Since SGLT-2 inhibitors do not exhibit glucose-lowing efficacy in patients with moderate renal impairment, DAPA is not recommended for use in patients with an eGFR < 60 mL/min × 1.73/m2, and similarly canagliflozin and empagliflozin should not be used in patients with an eGFR < 45 mL/min × 1.73/m2 [11]. However, SGLT-2 inhibitors could be indicated in patients with impaired renal function in terms of nephroprotection [12]. Kohen et al. [13] reported an independent reduction in UACR with DAPA in patients with stage 3 CKD. Moreover, on a subgroup analysis of the EMPA-REG OUTCOME trial [14], CKD patients treated with empagliflozin experienced a 44% significant reduction in the relative risk of incident or worsening nephropathy compared with those receiving placebo. These outcomes provide strong support for a nephroprotective effect of SGLT2 inhibitors. The combined strategy of dual SGLT2 and RAAS inhibition may be considered to be essential for nephroprotection in patients with T2DM and CKD; as such, the combined use of SGLT2 and RAAS inhibitors is expected to increase. Of note, the risk of hyperkalemia is potentially higher in these populations, as in the current case.

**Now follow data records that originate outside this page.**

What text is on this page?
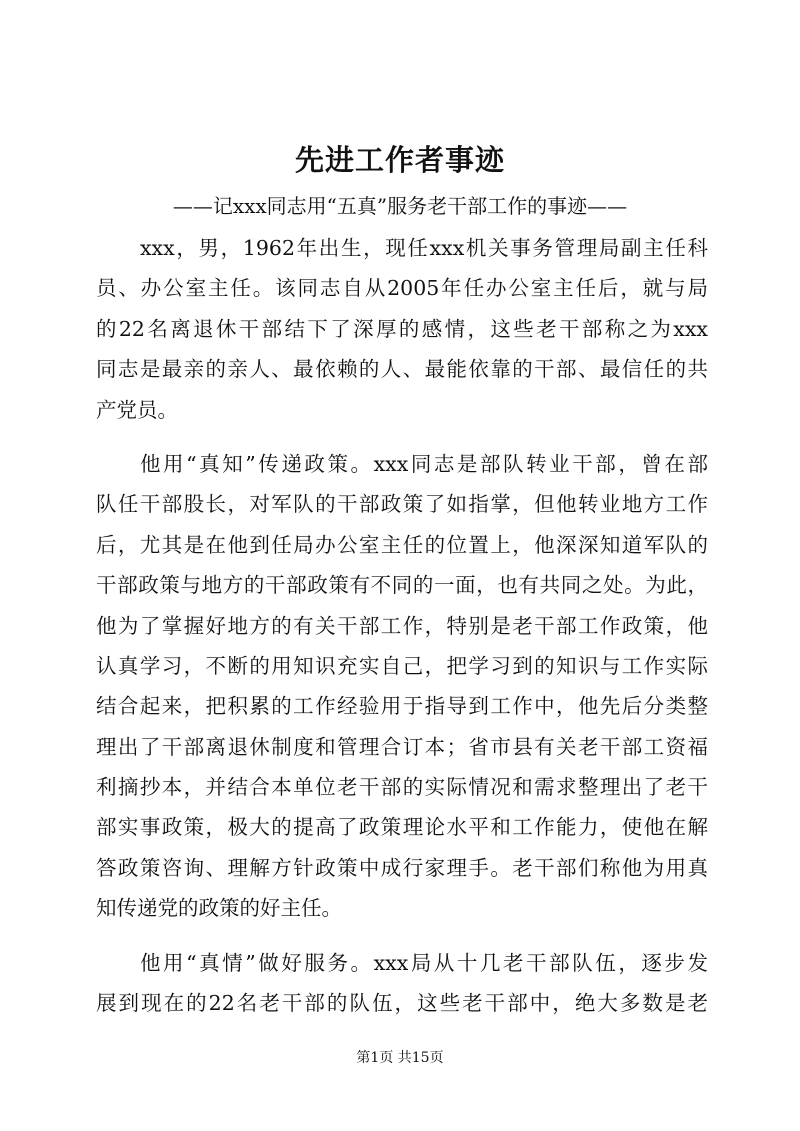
先进工作者事迹
——记xxx同志用“五真”服务老干部工作的事迹——
xxx，男，1962年出生，现任xxx机关事务管理局副主任科
员、办公室主任。该同志自从2005年任办公室主任后，就与局
的22名离退休干部结下了深厚的感情，这些老干部称之为xxx
同志是最亲的亲人、最依赖的人、最能依靠的干部、最信任的共
产党员。
他用“真知”传递政策。xxx同志是部队转业干部，曾在部
队任干部股长，对军队的干部政策了如指掌，但他转业地方工作
后，尤其是在他到任局办公室主任的位置上，他深深知道军队的
干部政策与地方的干部政策有不同的一面，也有共同之处。为此，
他为了掌握好地方的有关干部工作，特别是老干部工作政策，他
认真学习，不断的用知识充实自己，把学习到的知识与工作实际
结合起来，把积累的工作经验用于指导到工作中，他先后分类整
理出了干部离退休制度和管理合订本；省市县有关老干部工资福
利摘抄本，并结合本单位老干部的实际情况和需求整理出了老干
部实事政策，极大的提高了政策理论水平和工作能力，使他在解
答政策咨询、理解方针政策中成行家理手。老干部们称他为用真
知传递党的政策的好主任。
他用“真情”做好服务。xxx局从十几老干部队伍，逐步发
展到现在的22名老干部的队伍，这些老干部中，绝大多数是老
第1页 共15页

In conclusion, this is the first report to directly demonstrate that an SGLT2 inhibitor potentially increased the need for mineralocorticoid replacement in a patient after bilateral adrenalectomy. This case suggested that the SGLT2 inhibition-induced natriuretic effect is accompanied by compensatory activation of the RAAS axis, which is essential to keep the serum potassium level within a normal range. Therefore, physicians should routinely evaluate the patients’ pathological condition, especially the RAAS status before prescribing an SGLT2 inhibitor and monitor the patient’s potassium level after initiating or modifying medications that block the SGLT2 and RAAS.
Compliance with ethical standards
Conflict of interest
The authors have declared that no conflict of interest exists.
Ethical approval
This article does not contain any studies with human participants or animals performed by any of the authors.
Informed Consent
Informed consent was obtained from the patient for the publication of this case report.